In unserem Buch »Liebeserklärung an eine Partei, die es nicht gibt« skizzieren Clemens Holtmann und ich, wie eine solche Partei aussehen kann. Wir beschreiben eine Partei, die antritt, um Grundlegendes zu gestalten und langfristige Antworten zu finden auf die großen Herausforderungen unserer Zeit. Dafür braucht es eine Zukunftsvision und den Mut zur klaren strategisch-programmatischen Verortung – etwas, das heute insbesondere den Volksparteien fehlt.

DIE TRANSFORMATIVE PARTEI PFLEGT EIN DEMOKRATIEVERSTÄNDNIS, DAS DAS VERHÄLTNIS VON BASIS UND PARTEIFÜHRUNG AUF NEUE BEINE STELLT.

Genauso wichtig wie das Strategisch-Programmatische ist eine zukunftsfähige Organisations- und Arbeitsweise. Wir schlagen eine Partei vor, die mit Blick auf Selbstverständnis wie Organisation wirklich europäisch ist, hochgradig kollaborativ und selbstverständlich digital.

Unser Wunsch: Erster Bezugspunkt ist Europa, nicht die Kommune oder Nation. Mitglied wird man in der europäischen Partei, nicht im Ortsverein. Engagierte wählen frei, wo, wie und in welcher Rolle sie mitarbeiten. Wer eintritt, hat die Wahl: Will ich deutsche Bundespolitik, europäische Verkehrspolitik oder Kasseler Stadtpolitik machen? Will ich als Mitglied, Expertin oder punktuelle Unterstützerin dabei sein?

Dazu gilt das Prinzip: Das Virtuelle ist das Normale. Weil es die inhaltliche Zusammenarbeit vom Ort entkoppelt und einen stärkeren Fokus auf den Zweck der Arbeit und ihren Inhalt befördert. So treten Ergebnis und Wirksamkeit der Zusammenarbeit in den Vordergrund, statt dass Parteiengagement – wie heute meist der Fall – vor allem die Pflege informeller Netzwerke bedeutet.

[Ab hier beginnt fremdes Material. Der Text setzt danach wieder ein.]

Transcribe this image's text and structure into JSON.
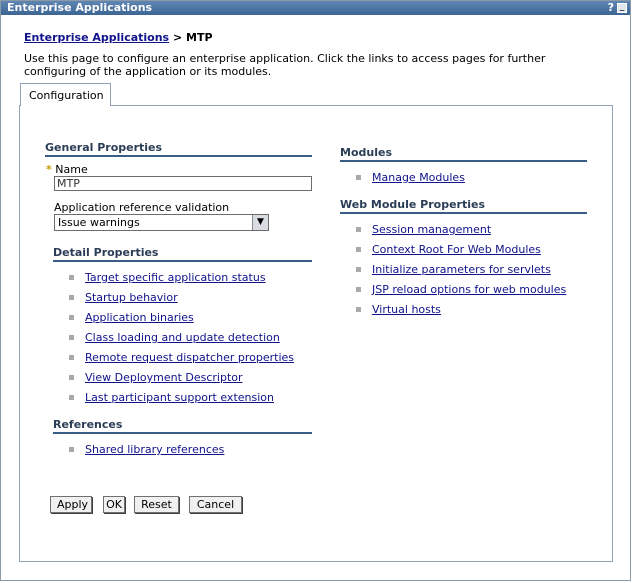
{
  "window": {
    "title": "Enterprise Applications",
    "help_label": "?",
    "minimize_label": "_"
  },
  "breadcrumb": {
    "link": "Enterprise Applications",
    "separator": ">",
    "current": "MTP"
  },
  "intro": "Use this page to configure an enterprise application. Click the links to access pages for further configuring of the application or its modules.",
  "tab": {
    "label": "Configuration"
  },
  "general": {
    "heading": "General Properties",
    "required_marker": "*",
    "name_label": "Name",
    "name_value": "MTP",
    "validation_label": "Application reference validation",
    "validation_value": "Issue warnings"
  },
  "detail": {
    "heading": "Detail Properties",
    "items": [
      "Target specific application status",
      "Startup behavior",
      "Application binaries",
      "Class loading and update detection",
      "Remote request dispatcher properties",
      "View Deployment Descriptor",
      "Last participant support extension"
    ]
  },
  "references": {
    "heading": "References",
    "items": [
      "Shared library references"
    ]
  },
  "modules": {
    "heading": "Modules",
    "items": [
      "Manage Modules"
    ]
  },
  "web_module": {
    "heading": "Web Module Properties",
    "items": [
      "Session management",
      "Context Root For Web Modules",
      "Initialize parameters for servlets",
      "JSP reload options for web modules",
      "Virtual hosts"
    ]
  },
  "buttons": {
    "apply": "Apply",
    "ok": "OK",
    "reset": "Reset",
    "cancel": "Cancel"
  },
  "colors": {
    "titlebar": "#3c6595",
    "link": "#10138a",
    "section_rule": "#385e85",
    "required": "#c89a00"
  }
}
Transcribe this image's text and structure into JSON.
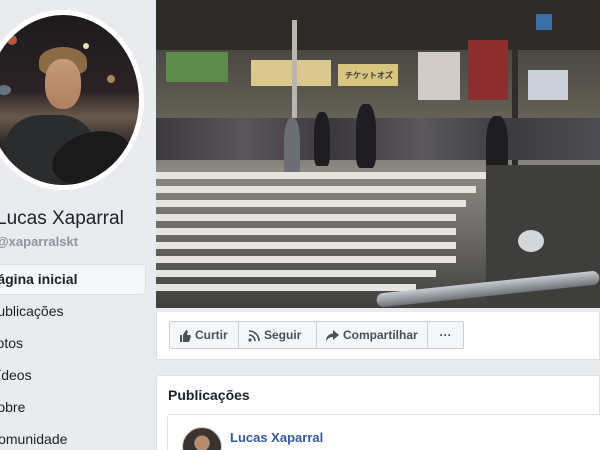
{
  "profile": {
    "name": "Lucas Xaparral",
    "handle": "@xaparralskt"
  },
  "nav": {
    "items": [
      {
        "label": "Página inicial",
        "active": true
      },
      {
        "label": "Publicações",
        "active": false
      },
      {
        "label": "Fotos",
        "active": false
      },
      {
        "label": "Vídeos",
        "active": false
      },
      {
        "label": "Sobre",
        "active": false
      },
      {
        "label": "Comunidade",
        "active": false
      }
    ]
  },
  "cover": {
    "sign_1": "チケットオズ"
  },
  "actions": {
    "like_label": "Curtir",
    "follow_label": "Seguir",
    "share_label": "Compartilhar",
    "more_label": "···"
  },
  "posts": {
    "title": "Publicações",
    "first_author": "Lucas Xaparral"
  },
  "colors": {
    "background": "#e9ebee",
    "link": "#365899",
    "text": "#1d2129",
    "muted": "#90949c"
  }
}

Die transformative Partei bricht mit der Funktionärskultur der klassischen Parteien. Ihre Hauptamtlichen verstehen sich als Dienstleister der aktiven Ehrenamtlichen. Organizer setzen alles daran, den Engagierten wirksame Arbeit zu ermöglichen. Egal ob für Mitglieder, Unterstützerinnen oder Fachexperten: Sie sind das Drehkreuz für alle, die sich im Sinne der Partei politisch engagieren wollen.

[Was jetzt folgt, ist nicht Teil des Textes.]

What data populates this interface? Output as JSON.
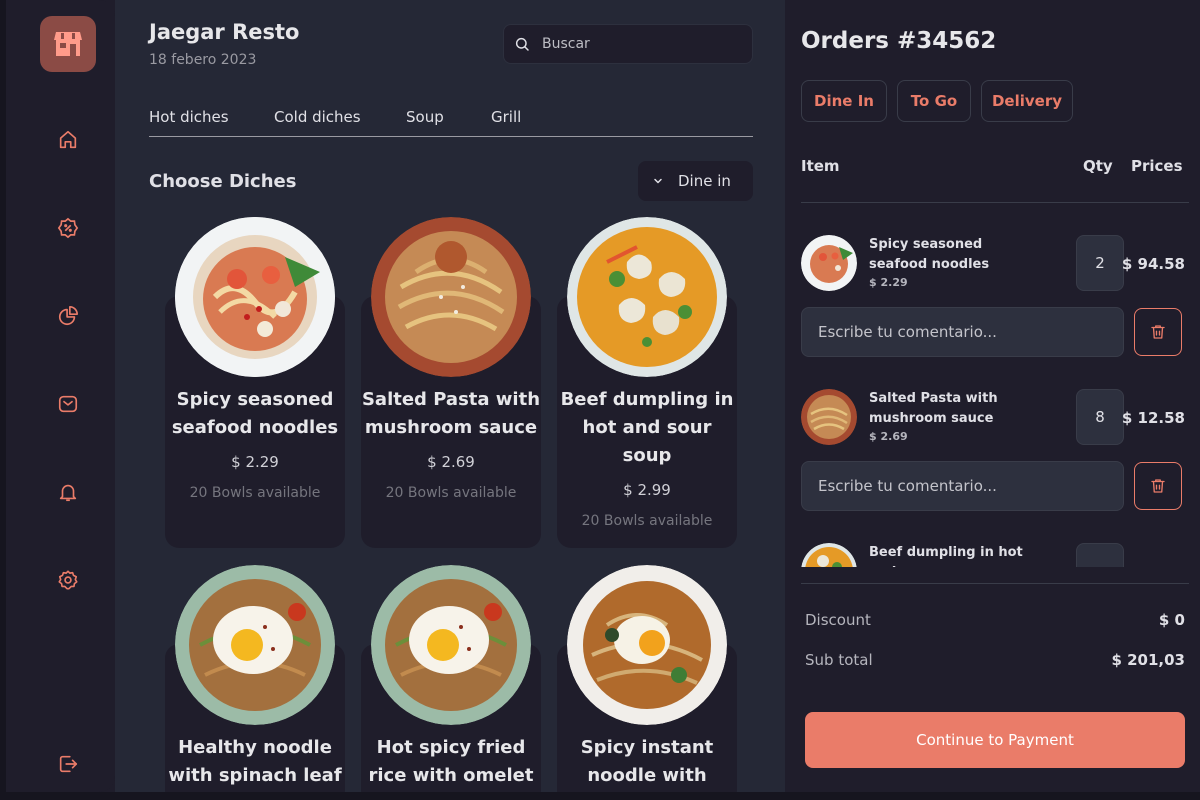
{
  "app": {
    "title": "Jaegar Resto",
    "date": "18 febero 2023"
  },
  "search": {
    "placeholder": "Buscar"
  },
  "tabs": [
    {
      "label": "Hot diches"
    },
    {
      "label": "Cold diches"
    },
    {
      "label": "Soup"
    },
    {
      "label": "Grill"
    }
  ],
  "section": {
    "title": "Choose Diches",
    "filter_label": "Dine in"
  },
  "sidebar": {
    "items": [
      {
        "icon": "home-icon"
      },
      {
        "icon": "discount-icon"
      },
      {
        "icon": "pie-chart-icon"
      },
      {
        "icon": "mail-icon"
      },
      {
        "icon": "bell-icon"
      },
      {
        "icon": "settings-icon"
      },
      {
        "icon": "logout-icon"
      }
    ]
  },
  "dishes": [
    {
      "name": "Spicy seasoned seafood noodles",
      "price": "$ 2.29",
      "availability": "20 Bowls available"
    },
    {
      "name": "Salted Pasta with mushroom sauce",
      "price": "$ 2.69",
      "availability": "20 Bowls available"
    },
    {
      "name": "Beef dumpling in hot and sour soup",
      "price": "$ 2.99",
      "availability": "20 Bowls available"
    },
    {
      "name": "Healthy noodle with spinach leaf"
    },
    {
      "name": "Hot spicy fried rice with omelet"
    },
    {
      "name": "Spicy instant noodle with"
    }
  ],
  "orders": {
    "title": "Orders #34562",
    "types": [
      {
        "label": "Dine In"
      },
      {
        "label": "To Go"
      },
      {
        "label": "Delivery"
      }
    ],
    "columns": {
      "item": "Item",
      "qty": "Qty",
      "prices": "Prices"
    },
    "items": [
      {
        "name": "Spicy seasoned seafood noodles",
        "unit_price": "$ 2.29",
        "qty": "2",
        "total": "$ 94.58"
      },
      {
        "name": "Salted Pasta with mushroom sauce",
        "unit_price": "$ 2.69",
        "qty": "8",
        "total": "$ 12.58"
      },
      {
        "name": "Beef dumpling in hot and",
        "unit_price": "",
        "qty": "",
        "total": ""
      }
    ],
    "comment_placeholder": "Escribe tu comentario...",
    "discount_label": "Discount",
    "discount_value": "$ 0",
    "subtotal_label": "Sub total",
    "subtotal_value": "$ 201,03",
    "pay_label": "Continue to Payment"
  },
  "colors": {
    "accent": "#ea7c69",
    "bg_dark": "#1f1d2b",
    "bg_main": "#252836",
    "field_bg": "#2d303e",
    "border": "#393c49"
  }
}
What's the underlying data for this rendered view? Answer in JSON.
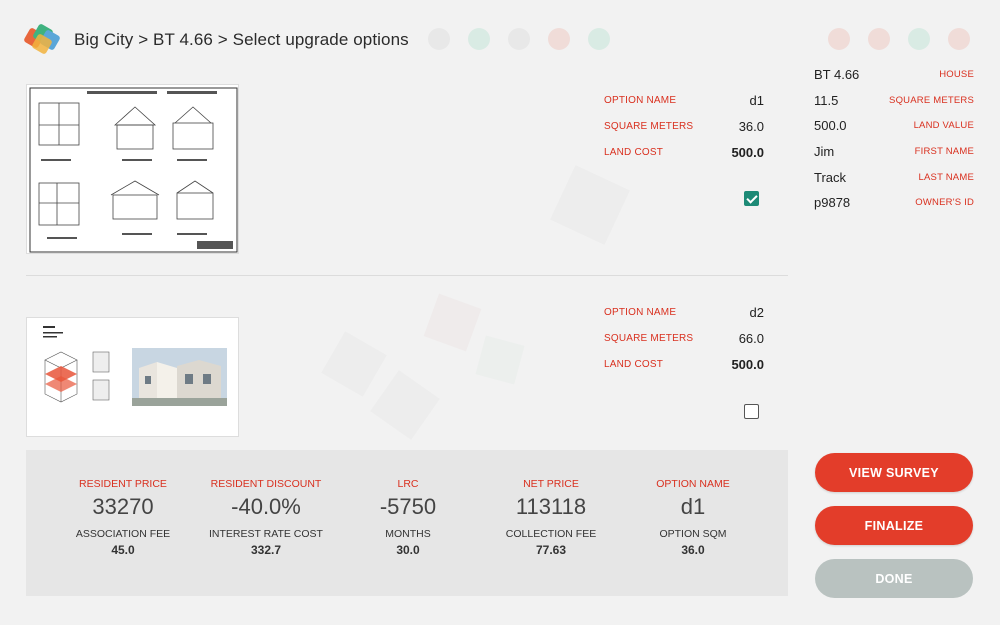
{
  "header": {
    "breadcrumb": "Big City > BT 4.66 > Select upgrade options"
  },
  "options": [
    {
      "name_label": "OPTION NAME",
      "name_value": "d1",
      "sqm_label": "SQUARE METERS",
      "sqm_value": "36.0",
      "land_label": "LAND COST",
      "land_value": "500.0",
      "selected": true
    },
    {
      "name_label": "OPTION NAME",
      "name_value": "d2",
      "sqm_label": "SQUARE METERS",
      "sqm_value": "66.0",
      "land_label": "LAND COST",
      "land_value": "500.0",
      "selected": false
    }
  ],
  "info": [
    {
      "value": "BT 4.66",
      "label": "HOUSE"
    },
    {
      "value": "11.5",
      "label": "SQUARE METERS"
    },
    {
      "value": "500.0",
      "label": "LAND VALUE"
    },
    {
      "value": "Jim",
      "label": "FIRST NAME"
    },
    {
      "value": "Track",
      "label": "LAST NAME"
    },
    {
      "value": "p9878",
      "label": "OWNER'S ID"
    }
  ],
  "summary": [
    {
      "label": "RESIDENT PRICE",
      "value": "33270",
      "sublabel": "ASSOCIATION FEE",
      "subvalue": "45.0"
    },
    {
      "label": "RESIDENT DISCOUNT",
      "value": "-40.0%",
      "sublabel": "INTEREST RATE COST",
      "subvalue": "332.7"
    },
    {
      "label": "LRC",
      "value": "-5750",
      "sublabel": "MONTHS",
      "subvalue": "30.0"
    },
    {
      "label": "NET PRICE",
      "value": "113118",
      "sublabel": "COLLECTION FEE",
      "subvalue": "77.63"
    },
    {
      "label": "OPTION NAME",
      "value": "d1",
      "sublabel": "OPTION SQM",
      "subvalue": "36.0"
    }
  ],
  "buttons": {
    "view_survey": "VIEW SURVEY",
    "finalize": "FINALIZE",
    "done": "DONE"
  },
  "colors": {
    "accent_red": "#e33d2a",
    "label_red": "#d9301f",
    "check_green": "#1d8a76",
    "disabled_grey": "#b9c2c0"
  }
}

Dazu gibt es ausgebildete Prozessbegleiter. Sie unterstützen dabei, Haltungen und Arbeitsweisen zu kultivieren, die eine zwischenmenschlich wie inhaltlich ertragreiche Zusammenarbeit ermöglichen. Sie sorgen für zeitgemäß gestaltete Entscheidungs- und Diskussionsprozesse, die besten Arbeitsmethoden und -werkzeuge: von der passenden Software für direktdemokratische Abstimmungen über Methoden für gute Meetings bis hin zur Auswahl relevanter Qualifikationen und Fortbildungen für Haupt- und Ehrenamtliche.

Die transformative Partei pflegt zudem ein Demokratieverständnis, das das Verhältnis von Basis und Parteiführung auf neue Beine stellt. Grundsatzentscheidungen treffen die Mitglieder direktdemokratisch. Die Parteiführung lässt sich in ihrer Arbeit mit Hilfe konsultativer Elemente unterstützen. Gleichzeitig ehrt die transformative Partei das repräsentative Mandat, wenn es um Steuern und Entscheiden im politischen Alltag geht.

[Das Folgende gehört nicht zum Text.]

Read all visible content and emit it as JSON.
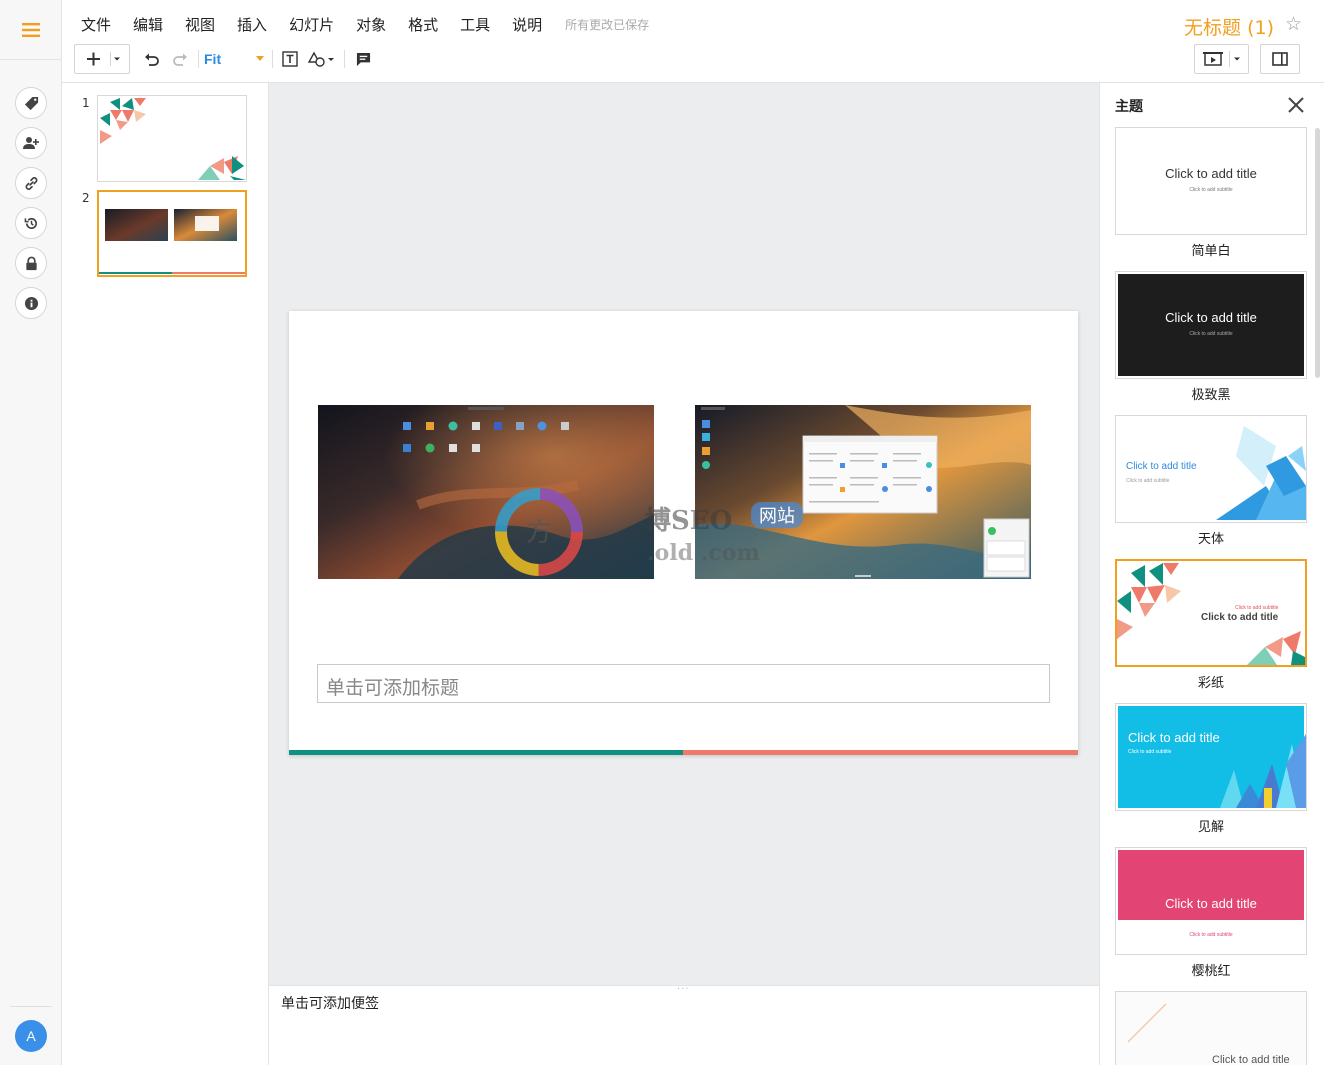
{
  "menu": {
    "items": [
      "文件",
      "编辑",
      "视图",
      "插入",
      "幻灯片",
      "对象",
      "格式",
      "工具",
      "说明"
    ],
    "save_status": "所有更改已保存"
  },
  "document": {
    "title": "无标题 (1)"
  },
  "toolbar": {
    "zoom_value": "Fit"
  },
  "user": {
    "avatar_initial": "A"
  },
  "slides": [
    {
      "number": "1"
    },
    {
      "number": "2"
    }
  ],
  "slide_editor": {
    "title_placeholder": "单击可添加标题"
  },
  "notes": {
    "placeholder": "单击可添加便签"
  },
  "theme_panel": {
    "heading": "主题",
    "themes": [
      {
        "name": "简单白",
        "sample_title": "Click to add title",
        "sample_subtitle": "Click to add subtitle"
      },
      {
        "name": "极致黑",
        "sample_title": "Click to add title",
        "sample_subtitle": "Click to add subtitle"
      },
      {
        "name": "天体",
        "sample_title": "Click to add title",
        "sample_subtitle": "Click to add subtitle"
      },
      {
        "name": "彩纸",
        "sample_title": "Click to add title",
        "sample_subtitle": "Click to add subtitle"
      },
      {
        "name": "见解",
        "sample_title": "Click to add title",
        "sample_subtitle": "Click to add subtitle"
      },
      {
        "name": "樱桃红",
        "sample_title": "Click to add title",
        "sample_subtitle": "Click to add subtitle"
      },
      {
        "name": "",
        "sample_title": "Click to add title",
        "sample_subtitle": ""
      }
    ]
  },
  "watermark": {
    "text": "博SEO",
    "badge": "网站",
    "sub": ".old            .com"
  },
  "colors": {
    "accent": "#f0a020",
    "teal": "#0f9080",
    "coral": "#ef7a6a",
    "blue": "#2a8ae6"
  },
  "icons": [
    "hamburger-menu-icon",
    "tag-icon",
    "add-user-icon",
    "link-icon",
    "history-icon",
    "lock-icon",
    "info-icon",
    "plus-icon",
    "undo-icon",
    "redo-icon",
    "text-box-icon",
    "shape-icon",
    "comment-icon",
    "present-icon",
    "sidebar-toggle-icon",
    "star-icon",
    "close-icon"
  ]
}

Struktur, Prozess, Technologie – alles wichtig. Das alles funktioniert aber nur dann, wenn das Fundament trägt: das gute menschliche Miteinander. Die transformative Partei erkennt den Zusammenhang zwischen politischer Wirksamkeit und gutem zwischenmenschlichem Umgang. Für sie gilt: gemeinsam statt gegeneinander. Engagement für politische Wirksamkeit statt zum sozialen Selbstzweck.

Wie aber schafft man eine Parteikultur, in der Menschen nicht nur gerne aktiv dabei sind und ihre Lebenszeit verbringen – sondern dauerhaft einen kreativen Beitrag leisten, der zu neuen politischen Lösungsansätzen führt? Ein gutes Miteinander ist nichts, was auf Knopfdruck entsteht. Kultur wird laufend geschaffen, durch Verhalten im Alltag. Umso wichtiger, dass alle Parteiaktiven bewusst darauf achten, nach innen das zu leben, was man als Partei nach außen vertritt. Dafür braucht es ein Bewusstsein, das sagt: Wir müssen im Kleinen das schaffen, was wir im Großen fordern, um dauerhaft glaubwürdig und wirksam zu sein.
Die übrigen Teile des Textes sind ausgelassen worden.